Paradise or Oblivion (2012)
This documentary helps to detail some of the root causes of the systemic value disorders and detrimental symptoms caused by our current established methods of operation. It details the need to outgrow the dated and inefficient approaches of politics, economics, law, and business. It posits the need to achieve abundance where possible for an equitable distribution of goods and services assuring the well-being of humanity.
The Choice Is Ours (2016)
This is a four-part documentary. Part I provides an overview of cultural & environmental conditions that are untenable for a sustainable world civilization. It explores the determinants of behavior to dispel “human nature” as the default to our behavior, emphasizing environmental influences. Part 2 questions the values, behaviors, and consequences of our social structures, and illustrates how our global monetary system is increasingly insufficient to meet most people’s needs. It emphasizes that if we stay on our present course the familiar cycles of crime, economic booms & busts, war, and further environmental destruction are inevitable. Part 3 depicts Jacque Fresco’s model and system of thought to build an entirely new world from the ground up as he would call a “redesign of the culture”. Part 4 explains how it is not just architecture and a social structure in desperate need of change, but also our values that have been handed down centuries ago.
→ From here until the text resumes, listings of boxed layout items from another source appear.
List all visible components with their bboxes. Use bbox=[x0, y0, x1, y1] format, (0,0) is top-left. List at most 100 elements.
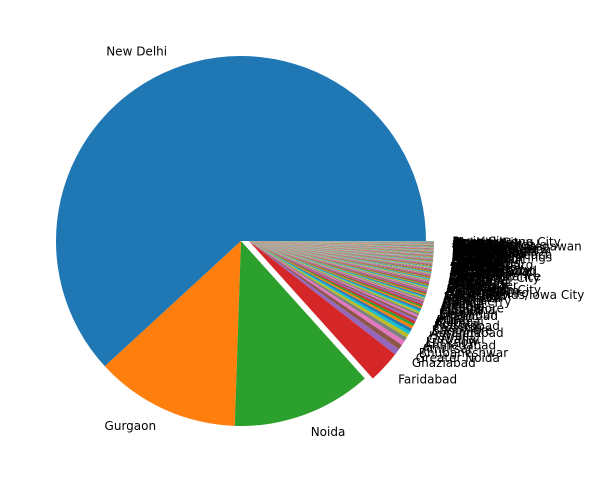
pie-slice-valdosta bbox=[249, 241, 434, 246]
pie-slice-nagpur bbox=[249, 241, 425, 301]
pie-slice-middleton-beach bbox=[249, 241, 434, 255]
slice-label: Athens bbox=[451, 255, 493, 269]
pie-slice-rest-of-hawaii bbox=[249, 241, 432, 270]
pie-slice-tanunda bbox=[249, 241, 434, 251]
slice-label: Paynesville bbox=[452, 246, 519, 260]
slice-label: Pasig City bbox=[453, 235, 512, 249]
slice-label: Huskisson bbox=[452, 250, 513, 264]
pie-slice-nashik bbox=[249, 241, 426, 300]
slice-label: Vernonia bbox=[451, 262, 504, 276]
pie-slice-new-delhi bbox=[56, 55, 426, 367]
slice-label: Hamilton bbox=[452, 240, 506, 254]
slice-label: Des Moines bbox=[451, 256, 520, 270]
pie-slice-mandaluyong-city bbox=[249, 241, 435, 243]
slice-label: Penola bbox=[452, 246, 492, 260]
pie-slice-amritsar bbox=[249, 241, 407, 342]
pie-slice-columbus bbox=[249, 241, 429, 288]
slice-label: Panchkula bbox=[453, 236, 514, 250]
pie-slice-dicky-beach bbox=[249, 241, 434, 258]
slice-label: Zirakpur bbox=[453, 236, 504, 250]
pie-slice-forrest bbox=[249, 241, 434, 257]
slice-label: Gainesville bbox=[452, 239, 518, 253]
slice-label: Rio de Janeiro bbox=[446, 286, 529, 300]
slice-label: Wellington City bbox=[449, 271, 540, 285]
slice-label: Johannesburg bbox=[450, 258, 533, 272]
slice-label: Montville bbox=[452, 247, 507, 261]
pie-slice-bhubaneshwar bbox=[249, 241, 405, 345]
pie-slice-izmir bbox=[249, 241, 433, 264]
pie-slice-inner-city bbox=[249, 241, 432, 272]
pie-slice-sydney bbox=[249, 241, 431, 276]
pie-slice-chatham-kent bbox=[249, 241, 434, 250]
slice-label: Edinburgh bbox=[445, 289, 506, 303]
slice-label: Istanbul bbox=[451, 259, 499, 273]
pie-slice-auckland bbox=[249, 241, 434, 248]
pie-slice-trentham-east bbox=[249, 241, 434, 251]
slice-label: Ghaziabad bbox=[412, 356, 476, 370]
pie-slice-vernonia bbox=[249, 241, 433, 267]
slice-label: Phillip Island bbox=[452, 245, 527, 259]
slice-label: Surat bbox=[444, 292, 477, 306]
pie-slice-albany bbox=[249, 241, 434, 261]
pie-slice-mangalore bbox=[249, 241, 424, 303]
pie-slice-pune bbox=[249, 241, 420, 314]
slice-label: Yorkton bbox=[450, 260, 496, 274]
pie-slice-aurangabad bbox=[249, 241, 415, 327]
slice-label: Bandar Seri Begawan bbox=[452, 240, 581, 254]
pie-slice-puducherry bbox=[249, 241, 426, 297]
pie-slice-penola bbox=[249, 241, 434, 252]
slice-label: Waterloo bbox=[451, 261, 505, 275]
pie-slice-colombo bbox=[249, 241, 432, 273]
slice-label: Makati City bbox=[450, 267, 517, 281]
pie-slice-palm-beach bbox=[249, 241, 434, 244]
slice-label: Weirton bbox=[451, 260, 497, 274]
pie-slice-dehradun bbox=[249, 241, 422, 309]
pie-slice-noida bbox=[234, 241, 365, 427]
pie-slice-sioux-city bbox=[249, 241, 430, 282]
slice-label: Secunderabad bbox=[450, 264, 537, 278]
slice-label: Forrest bbox=[452, 251, 494, 265]
pie-slice-faridabad bbox=[249, 241, 396, 379]
pie-slice-sarasota bbox=[249, 241, 434, 244]
pie-slice-gainesville bbox=[249, 241, 434, 246]
pie-slice-kolkata bbox=[249, 241, 419, 318]
slice-label: Birmingham bbox=[446, 284, 519, 298]
slice-label: Sydney bbox=[449, 272, 493, 286]
slice-label: Rest of Hawaii bbox=[450, 265, 536, 279]
pie-slice-taguig-city bbox=[249, 241, 433, 268]
pie-slice-guwahati bbox=[249, 241, 412, 332]
slice-label: Jaipur bbox=[438, 306, 473, 320]
pie-slice-davenport bbox=[249, 241, 433, 262]
pie-slice-agra bbox=[249, 241, 421, 312]
slice-label: London bbox=[449, 274, 493, 288]
slice-label: Taguig City bbox=[450, 263, 517, 277]
pie-slice-boise bbox=[249, 241, 434, 259]
slice-label: Colombo bbox=[450, 268, 503, 282]
slice-label: Dicky Beach bbox=[452, 252, 526, 266]
pie-slice-yorkton bbox=[249, 241, 433, 265]
slice-label: Singapore bbox=[449, 273, 510, 287]
pie-slice-lucknow bbox=[249, 241, 411, 335]
pie-slice-palm-cove bbox=[249, 241, 434, 253]
pie-slice-secunderabad bbox=[249, 241, 433, 269]
pie-slice-ludhiana bbox=[249, 241, 424, 305]
slice-label: Balingup bbox=[452, 253, 505, 267]
slice-label: Nelson bbox=[452, 240, 493, 254]
pie-slice-ahmedabad bbox=[249, 241, 409, 338]
pie-slice-ranchi bbox=[249, 241, 427, 296]
slice-label: Bandung bbox=[452, 242, 506, 256]
pie-slice-mohali bbox=[249, 241, 434, 244]
pie-slice-inverloch bbox=[249, 241, 434, 256]
pie-slice-makati-city bbox=[249, 241, 432, 272]
pie-slice-mysore bbox=[249, 241, 425, 302]
slice-label: Tangerang bbox=[451, 241, 515, 255]
pie-slice-huskisson bbox=[249, 241, 434, 256]
slice-label: Sarasota bbox=[453, 237, 506, 251]
slice-label: Cape Town bbox=[446, 287, 511, 301]
pie-slice-athens bbox=[249, 241, 434, 261]
pie-slice-montville bbox=[249, 241, 434, 254]
slice-label: Trentham East bbox=[451, 245, 539, 259]
slice-label: New Delhi bbox=[106, 44, 167, 58]
pie-slice-jaipur bbox=[249, 241, 423, 308]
Center for Resource Management
In 2017, the Center for Resource Management (CfRM) was undertaken by numerous professional volunteers including architects, engineers, researchers, urban planners, agriculturalists, project managers, and more. They came together worldwide to meet virtually and generate competent technical design drawings and specifications for an R&D center. The objective was to act as a hub for international collaboration to arrive at the processes and protocols required to realize the granular components needed for resource management on a global scale – then the intention was to scale up.
The complex was designed for the size of a small university or research center with planned multiple structures, along with independent energy and food production to be self-sufficient. It took the shape of Jacque Fresco’s round cities as a holistic systems approach to architectural design for efficiency, resource conservation, ease of construction, and minimizing maintenance.
The work consisted of over 300 collaborative design meetings that have resulted in a broad set of documents, all of which are searchable and well-organized for current and future volunteers. They achieved minutes, notes, figures, graphs, spreadsheets, design drawings, reference images, team structure, work timelines and milestones, critical path items and other key data vectors accessible to registered volunteers on the cloud storage collaboration for the team. Standard meeting protocol required all meetings to be recorded for future review and auditing purposes, presently archived for future reference on YouTube.
Although funding prevented this project from concluding, it served as an insightful probe and exercise to understand the requisite conditions for implementing a large-scale construction project in service of a new value system. What was accomplished strictly by volunteers was unprecedented and impressive in its own right. Most of all, the experience gained in 1.5 years may be used to inform some aspects of other projects.